Quebec plans to spend $32 million to attract more visitors to northern Quebec.
The 10-year plan aims to make the territory north of the 49th parallel a “world-class sustainable tourism destination by 2021,” Quebec’s tourism minister Nicole Ménard said at a Nov. 23 press conference in Quebec City.
The strategy, which falls under the province’s sweeping Plan Nord, envisions opening up Nunavik and the province’s three other regions (James Bay-Eeyou Itschee, Saguenay-Lac-Saint-Jean and Côte Nord) to more eco- and adventure tourism, with a spotlight on regional and Aboriginal culture.
“We have an extraordinary opportunity to produce a tourism experience of the highest calibre,” Ménard said.
But the tourism strategy offers few details on how that product will be built up, saying only that the plan will focus primarily on infrastructure development.
That means investing in more accommodation, welcome centres, tourist products, human resources and marketing.
Quebec will spend about half of what officials estimate will be needed to implement the strategy — $70 million — the rest to come from “economic bodies” in the territory.
But the development of this new tourism destination will mean significant spinoffs for northern communities, Ménard said.
Quebec wants to see tourism generating an estimated $1.16 billion for the region by 2021.
That translates into tourists spending $140 million in northern Quebec every year.
“For every $100 a tourist spends north of the 49th parallel, $80 will go to profit the Quebec economy,” she said.

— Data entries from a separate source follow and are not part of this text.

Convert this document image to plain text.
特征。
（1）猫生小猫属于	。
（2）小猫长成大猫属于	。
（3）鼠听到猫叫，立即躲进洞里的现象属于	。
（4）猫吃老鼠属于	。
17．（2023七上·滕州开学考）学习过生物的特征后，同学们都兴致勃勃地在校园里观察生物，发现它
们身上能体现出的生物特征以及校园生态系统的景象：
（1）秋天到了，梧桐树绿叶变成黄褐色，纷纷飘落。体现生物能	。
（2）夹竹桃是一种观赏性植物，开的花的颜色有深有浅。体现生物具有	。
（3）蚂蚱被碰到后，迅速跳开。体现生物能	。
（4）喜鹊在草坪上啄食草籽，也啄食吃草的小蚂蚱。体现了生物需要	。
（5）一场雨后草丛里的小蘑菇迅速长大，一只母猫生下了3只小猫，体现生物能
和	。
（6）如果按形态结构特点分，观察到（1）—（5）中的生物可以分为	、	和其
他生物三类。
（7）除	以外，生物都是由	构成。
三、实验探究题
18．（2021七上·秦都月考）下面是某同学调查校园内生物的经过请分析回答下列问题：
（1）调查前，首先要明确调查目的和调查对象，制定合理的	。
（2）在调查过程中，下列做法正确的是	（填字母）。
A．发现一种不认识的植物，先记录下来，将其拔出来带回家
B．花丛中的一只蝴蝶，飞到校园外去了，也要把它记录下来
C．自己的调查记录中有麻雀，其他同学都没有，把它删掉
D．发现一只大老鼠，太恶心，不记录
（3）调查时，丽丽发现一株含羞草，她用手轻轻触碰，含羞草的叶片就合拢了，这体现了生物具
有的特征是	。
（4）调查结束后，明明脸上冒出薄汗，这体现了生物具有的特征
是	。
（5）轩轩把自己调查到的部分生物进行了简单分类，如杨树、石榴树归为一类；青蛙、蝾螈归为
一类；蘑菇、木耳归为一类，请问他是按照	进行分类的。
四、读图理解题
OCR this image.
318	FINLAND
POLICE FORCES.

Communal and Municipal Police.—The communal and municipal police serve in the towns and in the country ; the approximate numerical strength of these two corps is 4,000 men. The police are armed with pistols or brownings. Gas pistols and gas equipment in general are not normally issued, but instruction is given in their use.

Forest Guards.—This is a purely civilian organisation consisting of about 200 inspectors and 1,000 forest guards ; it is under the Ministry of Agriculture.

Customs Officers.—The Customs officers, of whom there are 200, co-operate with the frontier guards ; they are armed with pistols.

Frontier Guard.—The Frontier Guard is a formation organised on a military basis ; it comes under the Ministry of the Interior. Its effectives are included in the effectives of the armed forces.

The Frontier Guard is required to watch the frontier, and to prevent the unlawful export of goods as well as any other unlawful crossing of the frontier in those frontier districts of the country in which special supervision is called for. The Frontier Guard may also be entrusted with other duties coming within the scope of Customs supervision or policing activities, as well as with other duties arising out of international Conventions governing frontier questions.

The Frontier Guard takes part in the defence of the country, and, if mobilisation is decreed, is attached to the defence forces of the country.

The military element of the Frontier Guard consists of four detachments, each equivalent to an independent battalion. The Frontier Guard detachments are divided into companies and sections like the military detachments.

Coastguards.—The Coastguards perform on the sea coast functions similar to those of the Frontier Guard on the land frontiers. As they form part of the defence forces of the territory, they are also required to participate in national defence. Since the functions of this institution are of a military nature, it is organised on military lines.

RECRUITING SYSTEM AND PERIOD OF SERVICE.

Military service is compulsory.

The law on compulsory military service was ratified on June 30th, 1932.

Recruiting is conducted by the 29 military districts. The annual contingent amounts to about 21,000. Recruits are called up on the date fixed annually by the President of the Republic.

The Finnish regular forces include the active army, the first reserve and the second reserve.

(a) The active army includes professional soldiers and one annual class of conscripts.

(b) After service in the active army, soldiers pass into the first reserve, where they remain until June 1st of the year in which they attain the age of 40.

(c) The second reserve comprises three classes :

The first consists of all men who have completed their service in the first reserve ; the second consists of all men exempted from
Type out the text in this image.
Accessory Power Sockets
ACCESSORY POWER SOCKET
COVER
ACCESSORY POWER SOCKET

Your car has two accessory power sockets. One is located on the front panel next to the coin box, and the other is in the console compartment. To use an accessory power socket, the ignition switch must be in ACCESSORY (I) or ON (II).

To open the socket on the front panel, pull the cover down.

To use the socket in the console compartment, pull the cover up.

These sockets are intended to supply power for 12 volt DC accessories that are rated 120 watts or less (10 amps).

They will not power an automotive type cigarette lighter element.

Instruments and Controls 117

When asked about the how tourists will pay the hefty price tag to travel between Montreal and Nunavik, Ménard said that is something her department will continue to focus on.
“We’re very aware of this,” she said. “It will require working with all of our regional partners.”
Quebec’s native affairs minister Geoffrey Kelley said Nunavik has already come a long way in developing its tourism product and making it more accessible to southern visitors.
“We’ve seen an incredible progress in the infrastructure development in Kuujjuaq,” he said. ‘The capacity to welcome visitors has grown significantly in recent years.”
Kelley heaped praise on Nunavik’s tourism attractions, from its wildlife to the Pingualuit crater and the Torngat mountains.
“These are things we rarely get to experience but it’s something I would recommend to anyone,” he said.
The province has also created an assistance program for regional tourism projects in northern Quebec — its details will be announced later.